I'm still wondering why it's such a big issue. I'm not up to the task, Jenni. It's not worth my time. You can't reason with an ideology that out of touch with reality. In fact, that's how I feel about all religous ideologies. So when it comes to arguing about which god is better and telling other people they can or can't do something (build a mosque, be gay, smoke marijuana, etc.) because it doesn't sit right with them; that's when I throw my arms up and say I can't relate to the conversation.
I'm probably not getting on a bus heading for NYC, but I'm definitely engaging, this issue specifically and the underlying issue more generally, on a personal and local level. I don't see that religious sentiment has a lot to do with the anti- position in this argument. It's mostly xenophobia and the people who want to exploit it. Speaking out about it is for sure worth my time.
I agree that the anti-mosquers are made up of xenophobes but their fear is expressed in racism that is masked with "American patriotism" or the desire to keep America as Christian as possible.
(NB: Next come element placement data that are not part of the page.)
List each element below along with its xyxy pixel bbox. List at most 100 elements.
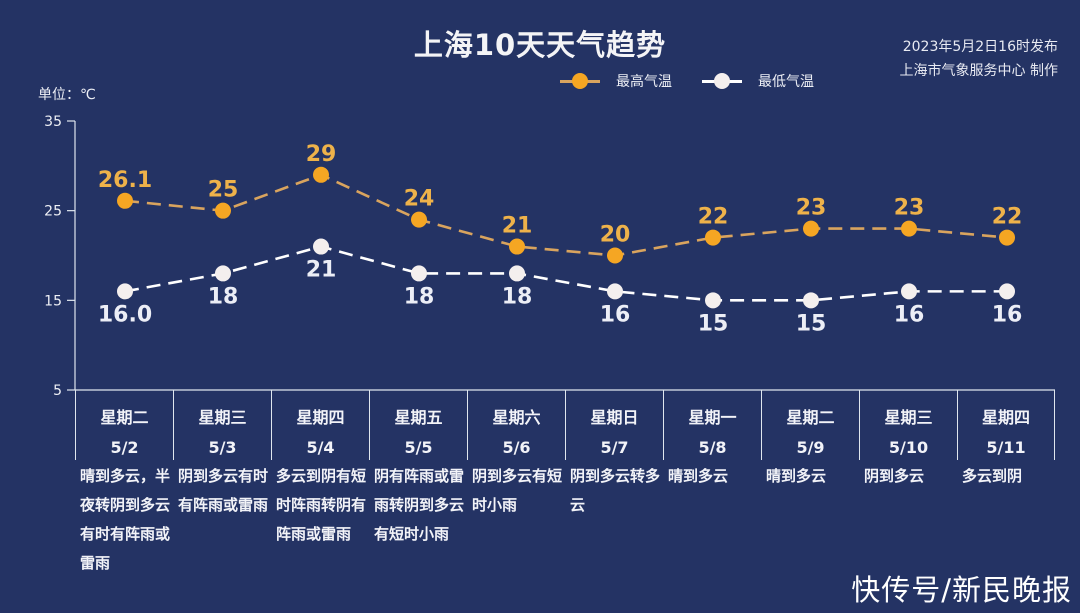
low-temp-point[interactable] bbox=[803, 292, 819, 309]
high-temp-label: 24 bbox=[404, 187, 435, 212]
unit-label: 单位：℃ bbox=[38, 87, 96, 103]
low-temp-point[interactable] bbox=[705, 292, 721, 309]
date-label: 5/4 bbox=[306, 438, 335, 457]
weekday-label: 星期一 bbox=[688, 408, 737, 427]
date-label: 5/3 bbox=[208, 438, 237, 457]
legend: 最高气温 最低气温 bbox=[560, 70, 844, 92]
low-temp-label: 18 bbox=[502, 284, 533, 309]
high-temp-label: 21 bbox=[502, 214, 533, 239]
weekday-label: 星期二 bbox=[100, 408, 149, 427]
low-temp-label: 21 bbox=[306, 258, 337, 283]
high-temp-label: 22 bbox=[698, 205, 729, 230]
high-temp-point[interactable] bbox=[901, 220, 917, 237]
date-label: 5/5 bbox=[404, 438, 433, 457]
weather-description: 晴到多云，半夜转阴到多云有时有阵雨或雷雨 bbox=[80, 467, 171, 572]
day-header-cell: 星期三 5/10 bbox=[859, 390, 957, 460]
date-label: 5/10 bbox=[888, 438, 929, 457]
weekday-label: 星期四 bbox=[296, 408, 345, 427]
publish-info: 2023年5月2日16时发布 上海市气象服务中心 制作 bbox=[900, 35, 1058, 83]
publish-time: 2023年5月2日16时发布 bbox=[902, 39, 1058, 55]
day-header-cell: 星期日 5/7 bbox=[565, 390, 663, 460]
weekday-label: 星期四 bbox=[981, 408, 1030, 427]
high-temp-point[interactable] bbox=[215, 202, 231, 219]
low-temp-line bbox=[124, 245, 1007, 302]
high-temp-point[interactable] bbox=[803, 220, 819, 237]
weather-description: 阴到多云 bbox=[864, 467, 925, 485]
low-temp-label: 15 bbox=[698, 311, 729, 336]
weather-description: 阴到多云有时有阵雨或雷雨 bbox=[178, 467, 269, 514]
weekday-label: 星期六 bbox=[492, 408, 541, 427]
high-temp-label: 20 bbox=[600, 223, 631, 248]
weather-description: 阴有阵雨或雷雨转阴到多云有短时小雨 bbox=[374, 467, 465, 543]
series-points bbox=[117, 166, 1015, 309]
high-temp-label: 23 bbox=[796, 196, 827, 221]
high-temp-label: 25 bbox=[208, 178, 239, 203]
day-header-cell: 星期二 5/2 bbox=[75, 390, 173, 460]
weather-description: 阴到多云转多云 bbox=[570, 467, 661, 514]
low-temp-label: 16 bbox=[992, 302, 1023, 327]
high-temp-label: 26.1 bbox=[98, 168, 152, 193]
date-label: 5/8 bbox=[698, 438, 727, 457]
high-temp-point[interactable] bbox=[705, 229, 721, 246]
day-header-cell: 星期二 5/9 bbox=[761, 390, 859, 460]
low-temp-label: 16 bbox=[600, 302, 631, 327]
high-temp-point[interactable] bbox=[117, 192, 133, 209]
legend-item-high: 最高气温 bbox=[560, 71, 672, 91]
y-axis: 5 15 25 35 bbox=[44, 114, 1055, 399]
weather-description: 多云到阴 bbox=[962, 467, 1023, 485]
date-label: 5/6 bbox=[502, 438, 531, 457]
low-temp-label: 18 bbox=[404, 284, 435, 309]
legend-label-low: 最低气温 bbox=[758, 74, 814, 90]
weekday-label: 星期日 bbox=[590, 408, 639, 427]
data-labels: 26.1 25 29 24 21 20 22 23 23 22 16.0 18 21 18 18 16 15 15… bbox=[98, 142, 1022, 337]
date-label: 5/9 bbox=[796, 438, 825, 457]
low-temp-label: 15 bbox=[796, 311, 827, 336]
high-temp-line-marker-icon bbox=[560, 71, 600, 91]
low-temp-label: 16 bbox=[894, 302, 925, 327]
low-temp-point[interactable] bbox=[607, 283, 623, 300]
high-temp-point[interactable] bbox=[999, 229, 1015, 246]
day-header-cell: 星期四 5/4 bbox=[271, 390, 369, 460]
y-tick-label: 15 bbox=[44, 293, 62, 309]
chart-title: 上海10天天气趋势 bbox=[413, 28, 667, 62]
y-tick-label: 5 bbox=[53, 383, 62, 399]
high-temp-line bbox=[124, 173, 1008, 257]
high-temp-point[interactable] bbox=[509, 238, 525, 255]
day-header-cell: 星期四 5/11 bbox=[957, 390, 1055, 460]
low-temp-point[interactable] bbox=[999, 283, 1015, 300]
high-temp-point[interactable] bbox=[313, 166, 329, 183]
day-header-cell: 星期三 5/3 bbox=[173, 390, 271, 460]
publisher: 上海市气象服务中心 制作 bbox=[899, 63, 1058, 79]
low-temp-label: 18 bbox=[208, 284, 239, 309]
weather-description: 晴到多云 bbox=[668, 467, 729, 485]
weather-description: 阴到多云有短时小雨 bbox=[472, 467, 563, 514]
low-temp-point[interactable] bbox=[117, 283, 133, 300]
weather-description: 晴到多云 bbox=[766, 467, 827, 485]
watermark: 快传号/新民晚报 bbox=[851, 573, 1072, 607]
date-label: 5/11 bbox=[986, 438, 1026, 457]
weekday-label: 星期五 bbox=[394, 408, 443, 427]
day-header-cell: 星期一 5/8 bbox=[663, 390, 761, 460]
day-header-cell: 星期六 5/6 bbox=[467, 390, 565, 460]
low-temp-point[interactable] bbox=[215, 265, 231, 282]
series-lines bbox=[124, 173, 1008, 302]
weekday-label: 星期三 bbox=[884, 408, 933, 427]
low-temp-line-marker-icon bbox=[702, 71, 742, 91]
low-temp-point[interactable] bbox=[313, 238, 329, 255]
weekday-label: 星期二 bbox=[786, 408, 835, 427]
weather-description-row: 晴到多云，半夜转阴到多云有时有阵雨或雷雨 阴到多云有时有阵雨或雷雨 多云到阴有短时阵… bbox=[75, 462, 1055, 578]
date-label: 5/7 bbox=[600, 438, 629, 457]
high-temp-label: 22 bbox=[992, 205, 1023, 230]
high-temp-point[interactable] bbox=[411, 211, 427, 228]
low-temp-point[interactable] bbox=[509, 265, 525, 282]
date-label: 5/2 bbox=[110, 438, 139, 457]
low-temp-point[interactable] bbox=[411, 265, 427, 282]
low-temp-point[interactable] bbox=[901, 283, 917, 300]
y-tick-label: 25 bbox=[44, 204, 62, 220]
weekday-label: 星期三 bbox=[198, 408, 247, 427]
day-header-cell: 星期五 5/5 bbox=[369, 390, 467, 460]
high-temp-label: 23 bbox=[894, 196, 925, 221]
legend-item-low: 最低气温 bbox=[702, 71, 814, 91]
high-temp-point[interactable] bbox=[607, 247, 623, 264]
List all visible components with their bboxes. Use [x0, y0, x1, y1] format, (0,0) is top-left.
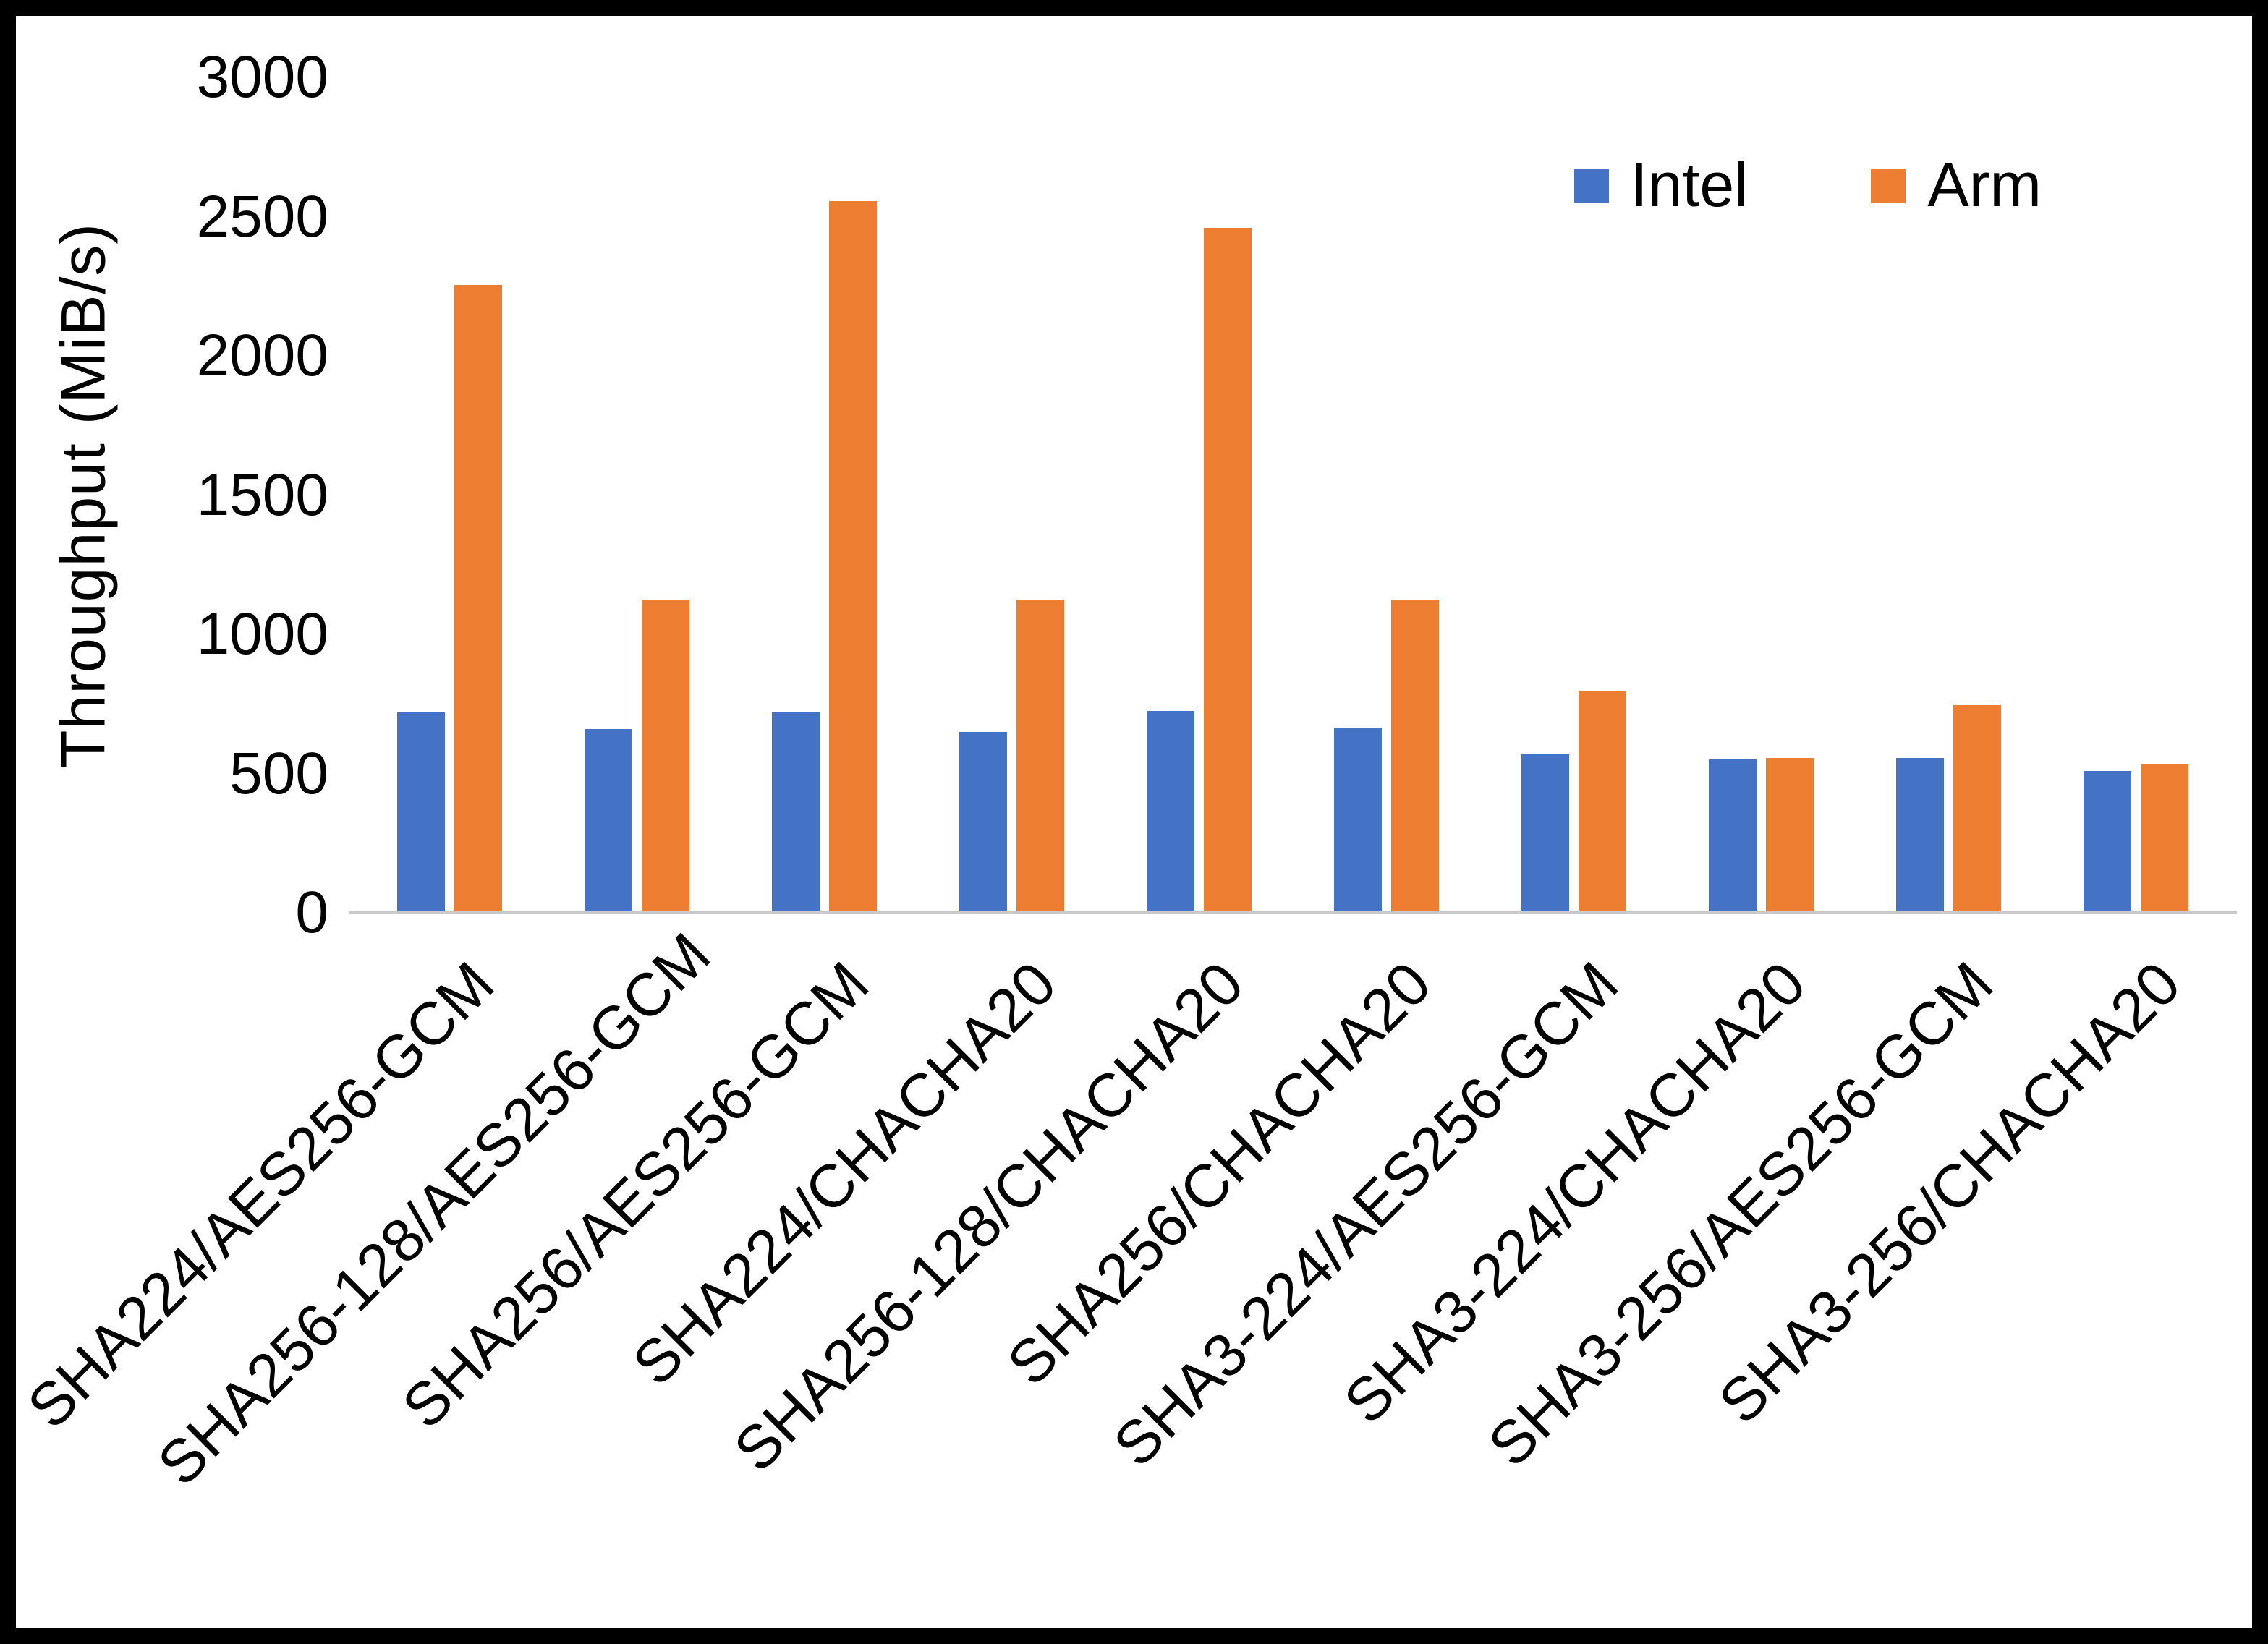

I think it's absolutely about Religion...or at least the overtones are. It's non-violent (mostly...see the videos posted) religous war on American soil. And the ones on the front lines are these fanatics. Anti-mosquers
are the Christian fanatics and terrorist organizations are the Muslim fanatics. Of course there are billions of non-fanatics who
practice their religion in peaceful ways who don't see things the same way.
Throughout geographic history there is an ebb and flow of the control of various world religions. Islaam is an aggressively expanding religion. Islaam is growing rapidly in traditional Christian nations where Christianity is tired and old. Anti-mosquers in their twisted view, see "the
mosque at ground zero" as a symbolic victory for Islaam in America.
It's all about perspective. Everyone lives in a different self-reality and these fanatics in their reality are engaged in the seventy-second crusade.